Everything is possible when you’re compiling the name list, every physical trait, turn of personality, character of laughter, path of development. The realm of infinite possibility begins to narrow when the baby is born, pausing briefly for a deep loveliness of time that doesn’t call for any name at all. Then it focuses, finally, on the name. At that point, the profusion of possible children vanishes and their consideration seems eons removed. You’ve arrived at the beginning. I suppose our paths to parenthood follow this track, too: We might be any kind of parent, and then, when our baby is born, we are instantly these parents of this child, and our evolution proceeds from there.

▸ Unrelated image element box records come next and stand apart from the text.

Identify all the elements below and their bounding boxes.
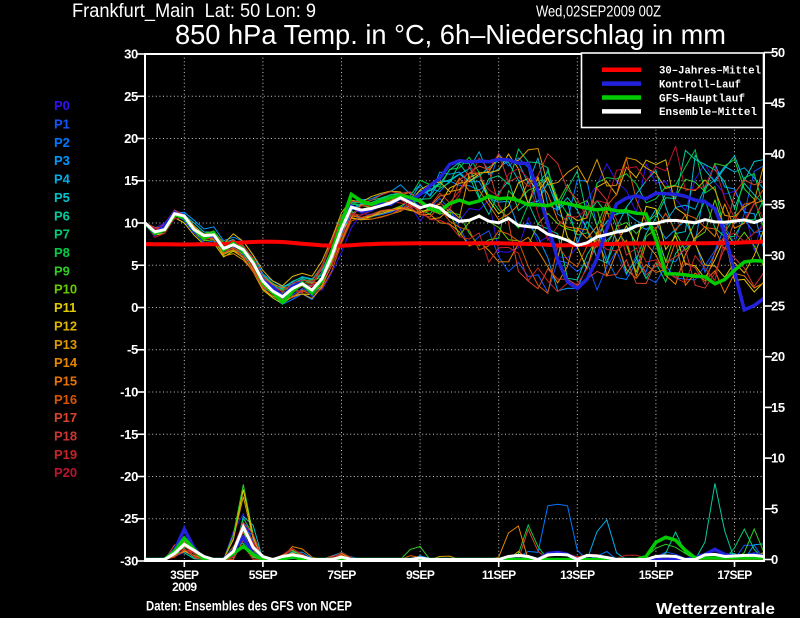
svg-text:P14: P14 — [54, 355, 78, 370]
svg-text:9SEP: 9SEP — [406, 568, 435, 582]
svg-text:P15: P15 — [54, 373, 77, 388]
svg-text:5SEP: 5SEP — [249, 568, 278, 582]
svg-text:GFS–Hauptlauf: GFS–Hauptlauf — [659, 93, 745, 105]
svg-text:40: 40 — [771, 146, 785, 161]
svg-text:Daten: Ensembles des GFS von N: Daten: Ensembles des GFS von NCEP — [146, 598, 352, 614]
svg-text:30: 30 — [124, 47, 138, 62]
svg-text:P10: P10 — [54, 282, 77, 297]
svg-text:30: 30 — [771, 248, 785, 263]
svg-text:0: 0 — [771, 552, 778, 567]
svg-text:15: 15 — [771, 400, 785, 415]
svg-text:17SEP: 17SEP — [717, 568, 752, 582]
svg-text:P16: P16 — [54, 392, 77, 407]
svg-text:P9: P9 — [54, 263, 70, 278]
svg-text:Kontroll–Lauf: Kontroll–Lauf — [659, 79, 741, 91]
svg-text:50: 50 — [771, 45, 785, 60]
svg-text:-15: -15 — [120, 427, 138, 442]
svg-text:P12: P12 — [54, 318, 77, 333]
svg-text:P4: P4 — [54, 172, 71, 187]
svg-text:7SEP: 7SEP — [327, 568, 356, 582]
svg-text:35: 35 — [771, 197, 785, 212]
svg-text:-5: -5 — [127, 342, 138, 357]
svg-text:10: 10 — [124, 216, 138, 231]
svg-text:25: 25 — [124, 89, 138, 104]
svg-text:5: 5 — [131, 258, 138, 273]
svg-text:10: 10 — [771, 451, 785, 466]
svg-text:45: 45 — [771, 96, 785, 111]
svg-text:-30: -30 — [120, 554, 138, 569]
svg-text:P0: P0 — [54, 98, 70, 113]
svg-text:13SEP: 13SEP — [560, 568, 595, 582]
svg-text:P17: P17 — [54, 410, 77, 425]
svg-text:20: 20 — [771, 349, 785, 364]
svg-text:25: 25 — [771, 299, 785, 314]
svg-text:15SEP: 15SEP — [639, 568, 674, 582]
svg-text:11SEP: 11SEP — [482, 568, 516, 582]
svg-text:5: 5 — [771, 501, 778, 516]
svg-text:Ensemble–Mittel: Ensemble–Mittel — [659, 107, 757, 119]
svg-text:P8: P8 — [54, 245, 70, 260]
svg-text:-10: -10 — [120, 385, 138, 400]
svg-text:P2: P2 — [54, 135, 70, 150]
svg-text:850 hPa Temp. in °C, 6h–Nieder: 850 hPa Temp. in °C, 6h–Niederschlag in … — [175, 19, 726, 50]
svg-text:P19: P19 — [54, 447, 77, 462]
svg-text:P5: P5 — [54, 190, 70, 205]
svg-text:30–Jahres–Mittel: 30–Jahres–Mittel — [659, 66, 761, 78]
svg-text:Frankfurt_Main Lat: 50 Lon: 9: Frankfurt_Main Lat: 50 Lon: 9 — [72, 0, 316, 22]
svg-text:P18: P18 — [54, 429, 77, 444]
svg-text:P11: P11 — [54, 300, 76, 315]
svg-text:Wed,02SEP2009 00Z: Wed,02SEP2009 00Z — [536, 4, 661, 21]
svg-text:-25: -25 — [120, 511, 138, 526]
svg-text:2009: 2009 — [172, 580, 197, 594]
svg-text:0: 0 — [131, 300, 138, 315]
svg-text:20: 20 — [124, 131, 138, 146]
svg-text:P13: P13 — [54, 337, 77, 352]
svg-text:P7: P7 — [54, 227, 70, 242]
svg-text:P20: P20 — [54, 465, 77, 480]
svg-text:3SEP: 3SEP — [170, 568, 199, 582]
svg-text:P3: P3 — [54, 153, 70, 168]
svg-text:15: 15 — [124, 173, 138, 188]
svg-text:P1: P1 — [54, 117, 70, 132]
svg-text:P6: P6 — [54, 208, 70, 223]
svg-text:Wetterzentrale: Wetterzentrale — [656, 601, 775, 618]
svg-text:-20: -20 — [120, 469, 138, 484]
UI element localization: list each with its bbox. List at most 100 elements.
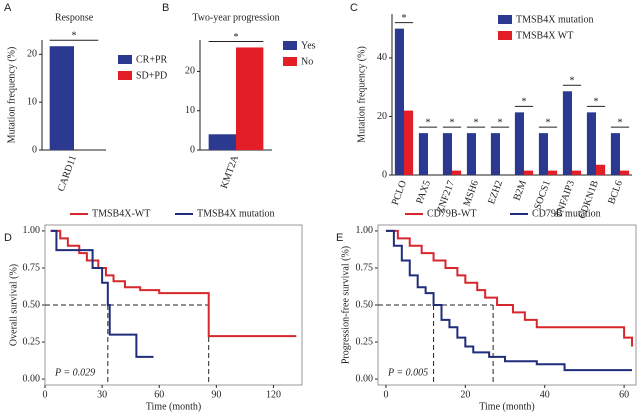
y-tick-label: 20 (377, 111, 387, 122)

I am working on a long piece of fiction, which means, among other things, that I am naming a lot of characters. The process is akin to child-naming, naturally, and I have been tempted to dig up our baby-name lists when I’ve been stumped. The difference here is that I can try names out on different stages of my characters’ lives, figure out whether they resonate, and then change them around again. Some names suggest themselves as correct from the get-go, as I suppose it is with some children. Others take several tries before finding their fit, and even then some don’t settle. For me, this means that a character’s name might be central to creating the character herself, or that I have to build the character in his entirety without the shaping assistance of a name. Both are interesting, though the latter is more frustrating.
In naming characters and thinking about my friends and relatives preparing to name children, I have been running through scores of possible names. Many of these recall people I know and love, or know and don’t love, and others remind me of people with whom I’ve lost touch. Many are the names of people I never knew but whose place in family history make them important to who I am and who my children are.
I love names. I love them on family trees and on lists, on people real and imaginary, on pets and cars, on old pieces of correspondence. I find them romantic, mysterious and fun to write on large sheets of blank paper. I also like the way that a name is both familiar and unknowable, even the names of those closest to me—how a name begins to carry the complexity of a person, and how it reveals that every relationship incorporates more than I can articulate.
Sylvia named her doll Punkin. Someday, she may be Pumpkin, but she is definitely Punkin right now. Romantic and mysterious may be slightly elaborate in describing the name Punkin, but I’ll give it the benefit of the doubt. It may be a bit silly, but it does feel like the name filled a hole and perhaps added some definition to my two-year-old’s nurturing instincts. Besides, it’s seasonal.